Cet énième affront est donc l’occasion de réaffirmer notre détermination à nous engager contre le révisionnisme sur cette histoire précise, pour la justice économique et contre les formes renouvelées du colonialisme aujourd’hui. Espérons également que cela puissent faire réfléchir les Africains et Afrodescendants qui voient en l’Etat un partenaire dans la construction de la mémoire de l’esclavage et ne se fixent que des objectifs de reconnaissance. Que l’Etat finance des commémorations ou des musées n’a rien de positif. Pourquoi un Etat colonial financerait des événements ou des lieux de mémoire qui permettraient réellement de comprendre l’étendue de son implication dans un crime dont la portée s’énonce encore au présent ? En toute logique, il ne financera que ce qui ne va pas le gêner.

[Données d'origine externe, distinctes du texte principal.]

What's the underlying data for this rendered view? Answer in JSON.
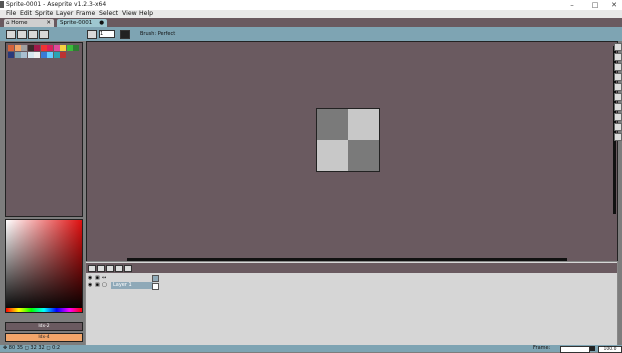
{
  "window": {
    "title": "Sprite-0001 - Aseprite v1.2.3-x64",
    "minimize_label": "–",
    "maximize_label": "□",
    "close_label": "✕"
  },
  "menu": {
    "items": [
      "File",
      "Edit",
      "Sprite",
      "Layer",
      "Frame",
      "Select",
      "View",
      "Help"
    ]
  },
  "tabs": [
    {
      "label": "Home",
      "close": "✕"
    },
    {
      "label": "Sprite-0001",
      "close": "●"
    }
  ],
  "toolbar": {
    "brush_size": "1",
    "brush_label": "Brush: Perfect"
  },
  "palette": {
    "colors": [
      "#d4623a",
      "#f2a56a",
      "#a0a0a0",
      "#3a2a2a",
      "#a0194a",
      "#e33",
      "#d81f5a",
      "#e04a9a",
      "#f7d040",
      "#3bbb3b",
      "#2e7d32",
      "#2a3a7a",
      "#7ea4b3",
      "#a9bfd0",
      "#d6e8f0",
      "#f0f0f0",
      "#3a7bd5",
      "#66ccff",
      "#2aa4b3",
      "#b33"
    ]
  },
  "colors": {
    "fg_label": "Idx-2",
    "bg_label": "Idx-4",
    "fg_hex": "#6a5a60",
    "bg_hex": "#f2a56a"
  },
  "layers": [
    {
      "name": "Layer 1"
    }
  ],
  "status": {
    "coords": "✥ 80 35   ◻ 32 32   ◻ 0:2",
    "frame_label": "Frame:",
    "zoom": "100.0"
  }
}
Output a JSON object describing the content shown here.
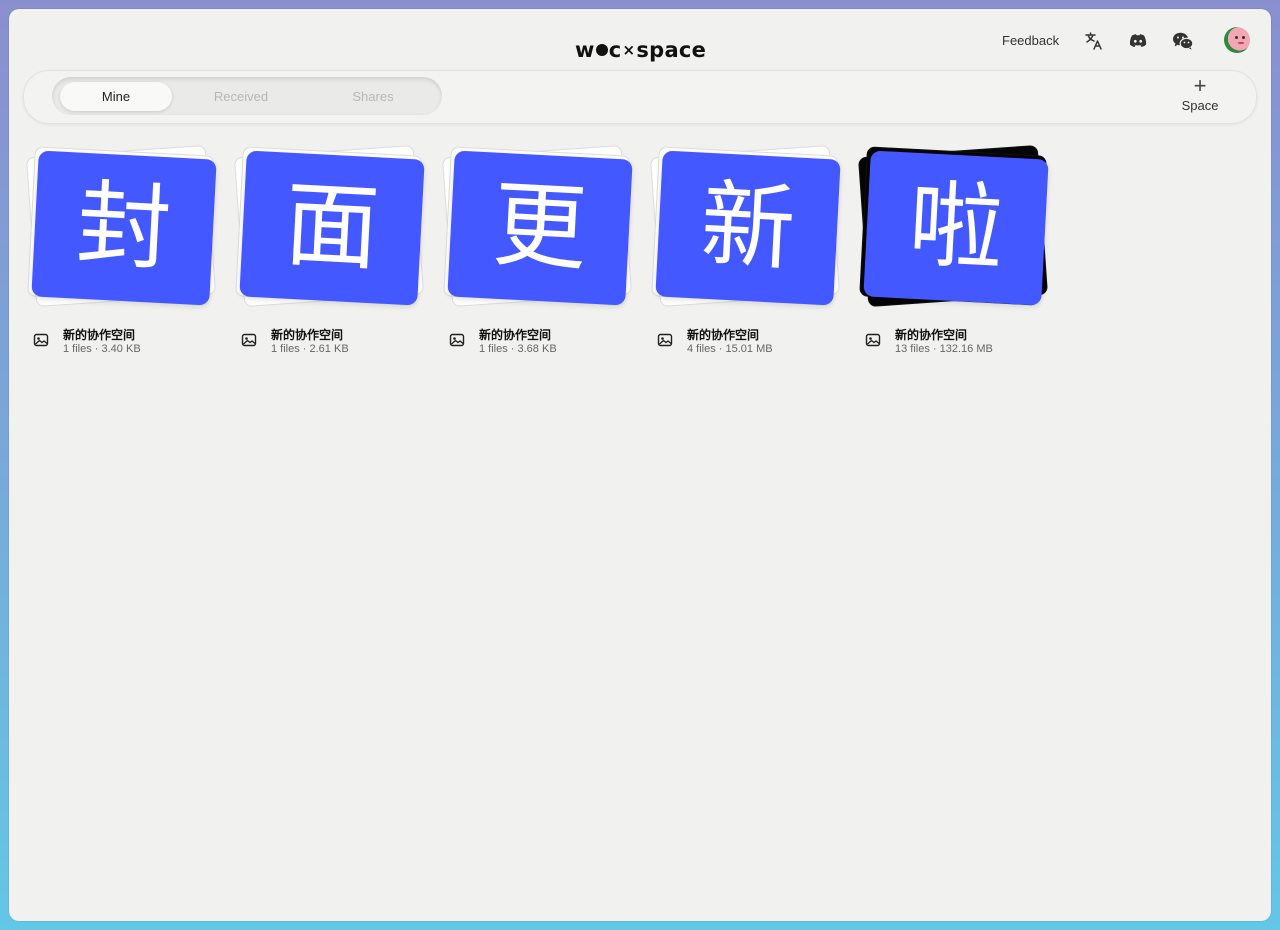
{
  "header": {
    "logo": {
      "w": "w",
      "c": "c",
      "x": "×",
      "space": "space"
    },
    "feedback_label": "Feedback",
    "icons": [
      "translate-icon",
      "discord-icon",
      "wechat-icon"
    ],
    "avatar": "avatar"
  },
  "tabs": [
    {
      "label": "Mine",
      "active": true
    },
    {
      "label": "Received",
      "active": false
    },
    {
      "label": "Shares",
      "active": false
    }
  ],
  "add_space": {
    "plus": "+",
    "label": "Space"
  },
  "colors": {
    "accent": "#4358ff",
    "background": "#f1f1ef"
  },
  "spaces": [
    {
      "cover_text": "封",
      "title": "新的协作空间",
      "files": "1 files · 3.40 KB"
    },
    {
      "cover_text": "面",
      "title": "新的协作空间",
      "files": "1 files · 2.61 KB"
    },
    {
      "cover_text": "更",
      "title": "新的协作空间",
      "files": "1 files · 3.68 KB"
    },
    {
      "cover_text": "新",
      "title": "新的协作空间",
      "files": "4 files · 15.01 MB"
    },
    {
      "cover_text": "啦",
      "title": "新的协作空间",
      "files": "13 files · 132.16 MB"
    }
  ]
}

Bref, « Reconnaissance et Réconciliation » ne nous mèneront pas bien loin. Insistons, en revanche, sur le fait que le seul mot d’ordre auquel s’aggriper est le suivant : réparations (notons toutefois qu’il existe des approches bien différentes sur cette question, mais n’entrons pas dans ces détails ici).

Disons haut et fort qu’il ne peut y avoir réconciliation quand les héritiers d’un crime possèdent, par exemple, l’essentiel des terres agricoles, et sont en situation de quasi monopole pour ce qui est de l’agroalimentaire (cas de la Martinique et de la Guadeloupe). Qu’il ne peut y avoir réconciliation quand ces mêmes descendants de criminels obtiennent de la part d’un Etat qui a la prétention d’incarner « les droits de l’homme » des dérogations (avec la complicité, comme toujours d’élus locaux), pour utiliser un pesticide, le cloredécone, interdits car dangereux pour la santé des peuples, et que tous ces empoisonneurs bénéficient d’une totale impunité. Qu’il ne peut y avoir réconciliation quand les rapports sociaux à l’échelle internationale (Nord/Sud ; Françafrique etc) et à l’échelle nationale sont marqués par une hiérarchisation raciale qui prend la forme, entre autres, d’une répartition inégale des ressources. Il ne peut y avoir réconciliation quand la France a sa monnaie coloniale ou encore son armée en Afrique, continent qu’elle considère avec d’autres comme son jardin privée. Il ne peut pas non plus y avoir réconciliation quand les descendants d’esclavagistes ont été indemnisés pour « réparer » le supposé préjudice causé par la perte de la main d’oeuvre esclavagisée, ou encore qu’un peuple qui a lutté pour son indépendance (Haïti) a dû payer une « dette » à l’Etat français, et que tout ceci s’est déroulé, avec les conséquences qui en découlent aujourd’hui, en toute impunité comme toujours.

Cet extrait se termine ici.